At least 38 people, including trekkers from Canada, India, Israel, Slovakia, Poland and Japan, died in the blizzards and avalanches which swept the Himalayas last week, battering the popular Annapurna trekking circuit.

The last flights by rescue helicopters in Mustang, Manang and Dolpa districts were planned for today, said Yadav Koirala, of Nepal’s Disaster Management Division. All the casualties were in those three districts, located north-west of the capital, Katmandu.

“We believe that all the trekkers and guides have been helped and as far as we know there are no more people stranded on the route,” he said, adding that some soldiers would remain camped out in the area.
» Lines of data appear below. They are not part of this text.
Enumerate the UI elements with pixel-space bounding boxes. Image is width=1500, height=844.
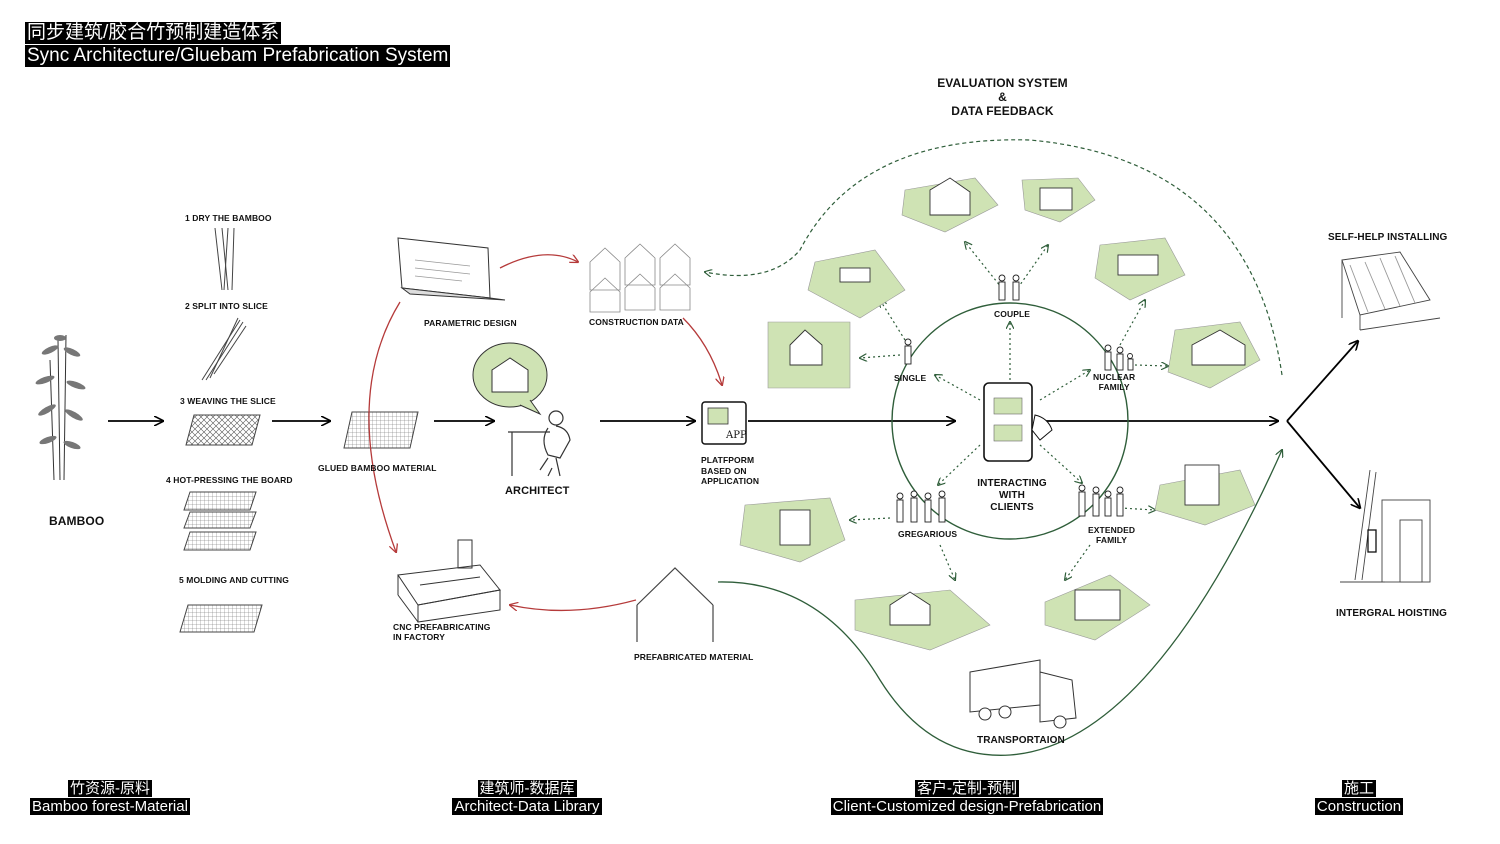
nuclear-family-figures <box>1104 344 1134 371</box>
single-label: SINGLE <box>894 373 927 383</box>
footer-architect-en: Architect-Data Library <box>452 798 602 815</box>
prefab-frame-icon <box>636 567 714 642</box>
tablet-icon <box>983 382 1053 462</box>
transport-arc <box>717 450 1282 756</box>
nuclear-line2: FAMILY <box>1098 382 1130 392</box>
self-help-install-icon <box>1341 251 1441 331</box>
page-title: 同步建筑/胶合竹预制建造体系 Sync Architecture/Gluebam… <box>25 22 451 68</box>
step-3-label: 3 WEAVING THE SLICE <box>180 396 276 406</box>
platform-line1: PLATFPORM <box>701 455 755 465</box>
extended-line2: FAMILY <box>1096 535 1128 545</box>
platform-line2: BASED ON <box>701 465 747 476</box>
weaving-icon <box>185 414 261 446</box>
interacting-line1: INTERACTING <box>977 478 1047 489</box>
step-5-label: 5 MOLDING AND CUTTING <box>179 575 289 585</box>
evaluation-title: EVALUATION SYSTEM & DATA FEEDBACK <box>925 76 1080 118</box>
laptop-icon <box>397 237 506 301</box>
step-2-label: 2 SPLIT INTO SLICE <box>185 301 268 311</box>
cnc-line2: IN FACTORY <box>393 632 446 642</box>
footer-client-cn: 客户-定制-预制 <box>915 780 1019 797</box>
interacting-line2: WITH <box>999 490 1025 501</box>
extended-line1: EXTENDED <box>1088 525 1136 535</box>
step-4-label: 4 HOT-PRESSING THE BOARD <box>166 475 293 485</box>
evaluation-line2: & <box>998 90 1007 104</box>
split-slice-icon <box>201 317 247 381</box>
app-icon <box>701 401 747 445</box>
footer-client-en: Client-Customized design-Prefabrication <box>830 798 1104 815</box>
app-icon-text: APP <box>726 430 747 441</box>
hoisting-label: INTERGRAL HOISTING <box>1336 608 1448 619</box>
title-english: Sync Architecture/Gluebam Prefabrication… <box>25 45 451 67</box>
nuclear-line1: NUCLEAR <box>1093 372 1136 382</box>
architect-label: ARCHITECT <box>505 485 570 497</box>
footer-architect-cn: 建筑师-数据库 <box>477 780 577 797</box>
couple-figures <box>998 274 1020 301</box>
extended-family-figures <box>1078 484 1124 517</box>
step-1-label: 1 DRY THE BAMBOO <box>185 213 272 223</box>
flow-arrows <box>108 341 1360 508</box>
cnc-machine-icon <box>397 539 501 623</box>
interacting-label: INTERACTING WITH CLIENTS <box>972 478 1052 514</box>
client-ring <box>891 302 1129 540</box>
footer-bamboo-cn: 竹资源-原料 <box>68 780 152 797</box>
crane-hoisting-icon <box>1340 469 1431 583</box>
self-help-label: SELF-HELP INSTALLING <box>1328 232 1448 243</box>
title-chinese: 同步建筑/胶合竹预制建造体系 <box>25 22 282 44</box>
footer-construction: 施工 Construction <box>1299 780 1419 815</box>
gregarious-label: GREGARIOUS <box>898 529 958 539</box>
house-models <box>779 177 1246 626</box>
footer-construction-cn: 施工 <box>1341 780 1376 797</box>
cnc-label: CNC PREFABRICATING IN FACTORY <box>393 622 491 642</box>
dry-bamboo-icon <box>214 227 235 291</box>
cnc-line1: CNC PREFABRICATING <box>393 622 491 632</box>
single-figure <box>904 338 912 365</box>
footer-bamboo: 竹资源-原料 Bamboo forest-Material <box>10 780 210 815</box>
transport-label: TRANSPORTAION <box>977 735 1065 746</box>
radial-dotted-arrows <box>850 242 1168 580</box>
feedback-dashed-arc <box>705 139 1283 376</box>
glued-bamboo-label: GLUED BAMBOO MATERIAL <box>318 463 437 473</box>
prefab-material-label: PREFABRICATED MATERIAL <box>634 652 754 662</box>
construction-data-label: CONSTRUCTION DATA <box>589 317 684 327</box>
truck-icon <box>969 659 1077 729</box>
molding-icon <box>179 604 263 633</box>
interacting-line3: CLIENTS <box>990 502 1034 513</box>
people-icons <box>896 274 1134 523</box>
platform-label: PLATFPORM BASED ON APPLICATION <box>701 455 759 487</box>
bamboo-label: BAMBOO <box>49 514 105 528</box>
footer-client: 客户-定制-预制 Client-Customized design-Prefab… <box>817 780 1117 815</box>
bamboo-tree-icon <box>35 334 86 481</box>
speech-bubble-icon <box>472 342 548 416</box>
footer-architect: 建筑师-数据库 Architect-Data Library <box>427 780 627 815</box>
red-cycle-arrows <box>368 254 722 612</box>
hot-pressing-icon <box>183 491 257 551</box>
evaluation-line1: EVALUATION SYSTEM <box>937 76 1068 90</box>
gregarious-figures <box>896 490 946 523</box>
couple-label: COUPLE <box>994 309 1031 319</box>
evaluation-line3: DATA FEEDBACK <box>951 104 1054 118</box>
construction-data-icon <box>589 243 691 313</box>
architect-figure-icon <box>508 410 571 477</box>
glued-bamboo-board-icon <box>343 411 419 449</box>
extended-family-label: EXTENDED FAMILY <box>1088 525 1135 545</box>
footer-bamboo-en: Bamboo forest-Material <box>30 798 190 815</box>
parametric-design-label: PARAMETRIC DESIGN <box>424 318 517 328</box>
footer-construction-en: Construction <box>1314 798 1404 815</box>
nuclear-family-label: NUCLEAR FAMILY <box>1093 372 1135 392</box>
platform-line3: APPLICATION <box>701 476 760 486</box>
So far, 34 bodies have been identified. Most of them have been flown to nearby towns or Katmandu for post-mortem examinations.

Rescuers retrieved the bodies of nine Nepalese porters from a mountain slope yesterday. The bodies were spotted a day earlier by a helicopter, but it took hours for rescuers to reach them on foot.

Also yesterday, Nepalese officials closed a section of the popular Annapurna trekking circuit because new groups of hikers had been streaming into the area where most of the victims died.

The snowstorms were whipped up by the tail end of a cyclone that hit the Indian coast a few days earlier. Hikers were caught off guard when the weather changed quickly.

Most of the victims were on or near the Annapurna trekking route, a 140-mile (220km) collection of trails through the Annapurna mountain range.